Still, the point of benchmarks is not to be predictive but to have quantitative measures of progress, and as a measure of progress I have to say that it feels pretty cool to realize how (relatively) quickly the book has gotten here. A month ago I was at page 50 and had only just begun my marathon sprint. I can definitely live with (and hopefully on) writing 100 pages a month.
Of course, I would rather write five great pages than 100 mediocre ones. But that mindset, while artistically admirable and full of integrity and all like dat, is exactly what has prevented me from ever trying to crank away. The few things I have published that were written in a blinding white full-throttle-down were some of the clunkiest things I have written. (No, I won’t name them.) But I have realized that the reason they were clunky wasn’t because they were written quickly but because they were written quickly under very tight deadlines that did not allow revision beyond a straight proofread. Every one of those (well, there’ve only been a few) was something that I would have been perfectly happy with had there been time to give them even one good going-over.

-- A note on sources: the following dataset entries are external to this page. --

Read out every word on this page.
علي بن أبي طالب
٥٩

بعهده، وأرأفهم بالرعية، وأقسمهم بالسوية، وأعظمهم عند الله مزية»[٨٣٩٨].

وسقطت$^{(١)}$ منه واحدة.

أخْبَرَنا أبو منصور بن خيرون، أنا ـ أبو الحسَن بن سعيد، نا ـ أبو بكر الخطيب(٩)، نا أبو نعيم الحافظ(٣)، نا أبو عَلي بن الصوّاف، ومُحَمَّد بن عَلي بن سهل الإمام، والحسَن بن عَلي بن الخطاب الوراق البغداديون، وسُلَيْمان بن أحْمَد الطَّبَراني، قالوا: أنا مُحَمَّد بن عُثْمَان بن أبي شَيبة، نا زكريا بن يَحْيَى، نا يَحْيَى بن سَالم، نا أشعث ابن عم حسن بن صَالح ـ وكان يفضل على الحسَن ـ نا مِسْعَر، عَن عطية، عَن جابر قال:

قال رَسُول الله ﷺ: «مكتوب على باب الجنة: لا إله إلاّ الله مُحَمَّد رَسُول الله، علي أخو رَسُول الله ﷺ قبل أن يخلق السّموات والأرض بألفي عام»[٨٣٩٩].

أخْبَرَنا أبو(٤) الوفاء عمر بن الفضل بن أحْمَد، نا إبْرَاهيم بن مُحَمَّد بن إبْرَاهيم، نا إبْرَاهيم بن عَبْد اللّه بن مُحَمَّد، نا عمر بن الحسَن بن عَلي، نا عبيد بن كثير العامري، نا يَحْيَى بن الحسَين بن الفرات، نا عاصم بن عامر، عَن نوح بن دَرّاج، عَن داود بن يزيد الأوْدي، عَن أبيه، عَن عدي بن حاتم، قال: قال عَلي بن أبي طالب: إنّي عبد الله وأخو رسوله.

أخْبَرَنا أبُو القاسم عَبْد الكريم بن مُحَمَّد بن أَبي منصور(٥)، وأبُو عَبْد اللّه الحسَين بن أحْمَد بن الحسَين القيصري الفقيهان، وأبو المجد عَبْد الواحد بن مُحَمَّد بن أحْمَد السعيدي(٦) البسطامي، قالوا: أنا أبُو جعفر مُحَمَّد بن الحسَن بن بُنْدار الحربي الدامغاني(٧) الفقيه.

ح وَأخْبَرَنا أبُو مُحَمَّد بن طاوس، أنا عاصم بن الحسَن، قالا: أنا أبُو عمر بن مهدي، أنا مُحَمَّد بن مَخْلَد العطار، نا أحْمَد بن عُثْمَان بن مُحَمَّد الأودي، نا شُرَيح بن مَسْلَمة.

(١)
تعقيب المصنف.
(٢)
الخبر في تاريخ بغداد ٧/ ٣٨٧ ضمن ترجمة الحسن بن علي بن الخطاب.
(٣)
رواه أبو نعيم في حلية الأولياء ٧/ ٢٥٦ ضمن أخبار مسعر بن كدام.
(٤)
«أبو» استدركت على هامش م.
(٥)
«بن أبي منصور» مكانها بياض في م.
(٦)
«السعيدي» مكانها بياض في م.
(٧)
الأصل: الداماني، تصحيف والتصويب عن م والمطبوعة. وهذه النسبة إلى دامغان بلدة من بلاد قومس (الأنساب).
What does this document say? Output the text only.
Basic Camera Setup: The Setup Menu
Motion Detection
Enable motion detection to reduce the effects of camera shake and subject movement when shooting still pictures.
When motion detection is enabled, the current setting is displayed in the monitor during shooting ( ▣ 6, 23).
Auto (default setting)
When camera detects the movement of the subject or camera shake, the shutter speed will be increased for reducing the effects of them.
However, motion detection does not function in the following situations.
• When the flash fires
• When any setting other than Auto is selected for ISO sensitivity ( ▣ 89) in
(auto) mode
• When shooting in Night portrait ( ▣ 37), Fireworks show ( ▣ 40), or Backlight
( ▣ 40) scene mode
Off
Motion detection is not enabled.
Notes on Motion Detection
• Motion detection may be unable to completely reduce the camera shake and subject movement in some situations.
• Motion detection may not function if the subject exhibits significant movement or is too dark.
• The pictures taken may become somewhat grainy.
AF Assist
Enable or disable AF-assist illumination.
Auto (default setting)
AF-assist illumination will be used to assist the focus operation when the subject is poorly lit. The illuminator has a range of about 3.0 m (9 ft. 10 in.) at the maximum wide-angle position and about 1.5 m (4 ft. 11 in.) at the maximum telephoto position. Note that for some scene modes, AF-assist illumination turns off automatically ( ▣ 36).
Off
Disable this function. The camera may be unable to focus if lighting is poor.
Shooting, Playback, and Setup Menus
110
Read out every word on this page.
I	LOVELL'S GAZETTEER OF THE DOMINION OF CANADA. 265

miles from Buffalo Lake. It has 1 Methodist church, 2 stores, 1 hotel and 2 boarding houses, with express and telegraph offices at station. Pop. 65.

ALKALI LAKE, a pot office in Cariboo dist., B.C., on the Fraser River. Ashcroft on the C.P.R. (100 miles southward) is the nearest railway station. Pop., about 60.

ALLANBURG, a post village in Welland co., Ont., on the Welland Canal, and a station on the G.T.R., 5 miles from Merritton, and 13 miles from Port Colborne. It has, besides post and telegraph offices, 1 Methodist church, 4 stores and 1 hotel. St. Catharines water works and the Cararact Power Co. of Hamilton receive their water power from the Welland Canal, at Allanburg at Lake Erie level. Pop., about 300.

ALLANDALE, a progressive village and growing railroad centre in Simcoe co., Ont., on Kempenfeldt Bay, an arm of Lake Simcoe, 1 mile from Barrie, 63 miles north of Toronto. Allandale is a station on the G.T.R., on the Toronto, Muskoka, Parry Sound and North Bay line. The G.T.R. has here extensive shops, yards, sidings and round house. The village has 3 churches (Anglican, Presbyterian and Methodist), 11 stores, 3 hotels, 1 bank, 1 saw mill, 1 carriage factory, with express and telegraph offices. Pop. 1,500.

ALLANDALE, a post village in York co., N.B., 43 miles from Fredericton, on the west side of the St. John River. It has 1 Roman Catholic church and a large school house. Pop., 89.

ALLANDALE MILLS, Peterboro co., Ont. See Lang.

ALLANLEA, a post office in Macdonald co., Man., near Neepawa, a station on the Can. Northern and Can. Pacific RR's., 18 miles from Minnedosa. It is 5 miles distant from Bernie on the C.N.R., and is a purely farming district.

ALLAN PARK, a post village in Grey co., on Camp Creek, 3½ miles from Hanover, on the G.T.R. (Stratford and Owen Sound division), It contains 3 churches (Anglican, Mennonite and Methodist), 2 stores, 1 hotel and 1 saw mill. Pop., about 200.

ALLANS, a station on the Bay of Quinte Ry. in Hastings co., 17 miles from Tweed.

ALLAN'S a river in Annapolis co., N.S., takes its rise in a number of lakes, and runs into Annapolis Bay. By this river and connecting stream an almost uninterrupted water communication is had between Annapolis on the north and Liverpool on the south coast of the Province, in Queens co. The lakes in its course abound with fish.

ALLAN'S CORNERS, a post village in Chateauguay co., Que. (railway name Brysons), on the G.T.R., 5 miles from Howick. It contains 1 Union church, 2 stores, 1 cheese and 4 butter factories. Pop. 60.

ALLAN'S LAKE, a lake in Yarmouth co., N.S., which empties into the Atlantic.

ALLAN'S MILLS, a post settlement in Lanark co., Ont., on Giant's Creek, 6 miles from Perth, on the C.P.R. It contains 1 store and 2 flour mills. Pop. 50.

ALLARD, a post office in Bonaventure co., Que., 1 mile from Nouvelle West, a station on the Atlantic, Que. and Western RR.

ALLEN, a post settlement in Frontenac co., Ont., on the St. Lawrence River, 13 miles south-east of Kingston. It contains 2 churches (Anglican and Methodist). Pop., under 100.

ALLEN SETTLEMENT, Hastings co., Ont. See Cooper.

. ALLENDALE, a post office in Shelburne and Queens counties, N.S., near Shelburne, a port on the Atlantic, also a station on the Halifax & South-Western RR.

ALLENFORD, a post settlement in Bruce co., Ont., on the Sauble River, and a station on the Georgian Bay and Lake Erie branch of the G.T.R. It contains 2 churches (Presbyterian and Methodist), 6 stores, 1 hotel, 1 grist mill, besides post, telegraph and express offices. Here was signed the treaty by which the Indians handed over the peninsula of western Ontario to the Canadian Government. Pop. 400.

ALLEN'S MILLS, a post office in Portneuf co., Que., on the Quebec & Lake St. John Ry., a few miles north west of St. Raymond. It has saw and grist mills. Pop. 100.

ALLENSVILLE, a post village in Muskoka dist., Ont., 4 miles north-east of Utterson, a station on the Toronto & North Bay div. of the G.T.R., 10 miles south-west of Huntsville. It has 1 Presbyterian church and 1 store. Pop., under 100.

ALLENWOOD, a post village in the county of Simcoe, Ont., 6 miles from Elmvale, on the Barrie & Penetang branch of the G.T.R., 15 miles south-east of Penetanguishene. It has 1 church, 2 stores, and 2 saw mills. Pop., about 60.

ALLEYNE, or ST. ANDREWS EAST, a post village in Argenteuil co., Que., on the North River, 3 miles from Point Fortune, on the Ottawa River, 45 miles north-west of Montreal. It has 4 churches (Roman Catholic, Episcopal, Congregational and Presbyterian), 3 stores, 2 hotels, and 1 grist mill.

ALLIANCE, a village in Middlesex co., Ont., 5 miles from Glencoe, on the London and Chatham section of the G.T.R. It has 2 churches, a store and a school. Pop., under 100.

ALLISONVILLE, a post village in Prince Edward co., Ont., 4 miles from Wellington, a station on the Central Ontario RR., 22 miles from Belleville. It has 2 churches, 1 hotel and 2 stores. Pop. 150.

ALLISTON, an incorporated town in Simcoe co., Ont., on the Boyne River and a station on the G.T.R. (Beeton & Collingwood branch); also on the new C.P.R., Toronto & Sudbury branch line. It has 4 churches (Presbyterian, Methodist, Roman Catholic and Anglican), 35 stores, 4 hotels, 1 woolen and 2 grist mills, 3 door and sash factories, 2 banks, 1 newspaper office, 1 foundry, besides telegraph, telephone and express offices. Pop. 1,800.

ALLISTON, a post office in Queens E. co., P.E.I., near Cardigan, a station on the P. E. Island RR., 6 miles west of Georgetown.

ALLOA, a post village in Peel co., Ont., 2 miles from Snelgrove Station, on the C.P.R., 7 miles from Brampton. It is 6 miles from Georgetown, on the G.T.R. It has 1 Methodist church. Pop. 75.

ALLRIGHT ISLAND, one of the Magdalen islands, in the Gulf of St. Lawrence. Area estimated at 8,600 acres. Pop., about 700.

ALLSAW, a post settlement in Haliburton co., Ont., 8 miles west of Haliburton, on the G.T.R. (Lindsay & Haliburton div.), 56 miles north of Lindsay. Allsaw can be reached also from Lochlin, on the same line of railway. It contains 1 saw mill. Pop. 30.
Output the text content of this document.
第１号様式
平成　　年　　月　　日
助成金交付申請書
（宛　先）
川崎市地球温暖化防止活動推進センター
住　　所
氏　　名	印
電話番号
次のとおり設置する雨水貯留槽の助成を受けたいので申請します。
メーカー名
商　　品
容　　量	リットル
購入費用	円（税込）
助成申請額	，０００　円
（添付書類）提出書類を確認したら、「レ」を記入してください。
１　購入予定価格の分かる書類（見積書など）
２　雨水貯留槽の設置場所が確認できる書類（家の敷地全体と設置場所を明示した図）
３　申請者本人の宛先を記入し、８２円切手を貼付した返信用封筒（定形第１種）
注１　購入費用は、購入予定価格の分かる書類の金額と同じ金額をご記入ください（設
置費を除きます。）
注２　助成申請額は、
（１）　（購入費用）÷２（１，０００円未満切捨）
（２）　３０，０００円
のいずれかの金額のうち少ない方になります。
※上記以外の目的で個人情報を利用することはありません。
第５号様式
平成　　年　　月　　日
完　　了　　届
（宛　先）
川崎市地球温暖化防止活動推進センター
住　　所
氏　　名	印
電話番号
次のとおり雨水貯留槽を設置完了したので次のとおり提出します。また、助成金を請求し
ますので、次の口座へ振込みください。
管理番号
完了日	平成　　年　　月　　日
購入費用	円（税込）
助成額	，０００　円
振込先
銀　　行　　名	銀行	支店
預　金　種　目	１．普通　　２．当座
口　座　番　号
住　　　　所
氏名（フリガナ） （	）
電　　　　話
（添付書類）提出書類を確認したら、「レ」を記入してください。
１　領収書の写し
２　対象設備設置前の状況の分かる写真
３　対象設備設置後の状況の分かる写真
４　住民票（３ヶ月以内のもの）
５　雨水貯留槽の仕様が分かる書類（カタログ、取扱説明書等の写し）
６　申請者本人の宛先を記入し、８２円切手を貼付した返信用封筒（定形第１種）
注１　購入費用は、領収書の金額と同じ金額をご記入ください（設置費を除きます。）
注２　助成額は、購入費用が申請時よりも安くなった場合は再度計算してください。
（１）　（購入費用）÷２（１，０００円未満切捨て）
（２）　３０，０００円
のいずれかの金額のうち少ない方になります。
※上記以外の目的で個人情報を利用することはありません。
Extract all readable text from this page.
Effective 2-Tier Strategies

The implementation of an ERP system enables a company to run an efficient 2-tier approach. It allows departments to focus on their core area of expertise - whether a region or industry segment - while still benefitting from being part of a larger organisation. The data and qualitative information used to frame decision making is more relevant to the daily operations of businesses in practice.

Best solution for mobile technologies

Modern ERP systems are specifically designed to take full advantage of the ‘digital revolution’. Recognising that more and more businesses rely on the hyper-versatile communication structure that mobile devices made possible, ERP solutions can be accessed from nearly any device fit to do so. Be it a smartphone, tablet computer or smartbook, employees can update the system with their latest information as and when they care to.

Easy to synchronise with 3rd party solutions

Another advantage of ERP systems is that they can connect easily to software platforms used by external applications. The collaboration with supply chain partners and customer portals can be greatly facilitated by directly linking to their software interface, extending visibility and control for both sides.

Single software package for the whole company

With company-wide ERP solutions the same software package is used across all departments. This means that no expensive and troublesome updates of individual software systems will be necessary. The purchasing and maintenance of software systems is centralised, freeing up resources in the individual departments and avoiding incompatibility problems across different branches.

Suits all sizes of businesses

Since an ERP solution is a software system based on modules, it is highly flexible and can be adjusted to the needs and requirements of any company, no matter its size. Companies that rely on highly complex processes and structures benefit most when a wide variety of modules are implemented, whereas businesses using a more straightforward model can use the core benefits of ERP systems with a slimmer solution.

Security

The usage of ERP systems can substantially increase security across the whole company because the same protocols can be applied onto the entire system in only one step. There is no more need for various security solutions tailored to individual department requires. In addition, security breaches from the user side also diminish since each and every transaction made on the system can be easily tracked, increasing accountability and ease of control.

What I’m seeing with AVALON BURNING is that the prose reflects my style and will be what I want it to be upon thorough revision, and that the clunkers of awful or unclear lines or awkward staging are more like occasional speedbumps than the vast plain of rubble I had assumed would dominate the manuscript. It’s nice to think we can play out some mythical divinely inspired artiste and craft final, finished work in first draft, but that generally ain’t how it works. Michelangelos don’t as a rule bang out “David” in a white heat of flying marble dust. They carve out something that looks kinda like a guy and then start in on that. Gradually making the stone fit the shape in their mind.
And though that initial carving-out can be onerous — Sunday’s writing session was like digging through a mountain with a spoon — I genuinely love revision. To me it feels at least as creative as the initial writing, if not more, and I am hugely looking forward to leaving blue ink all over this sonofabitch when the first draft is finished. Which I’m doing my level best to be sure is sometime in November.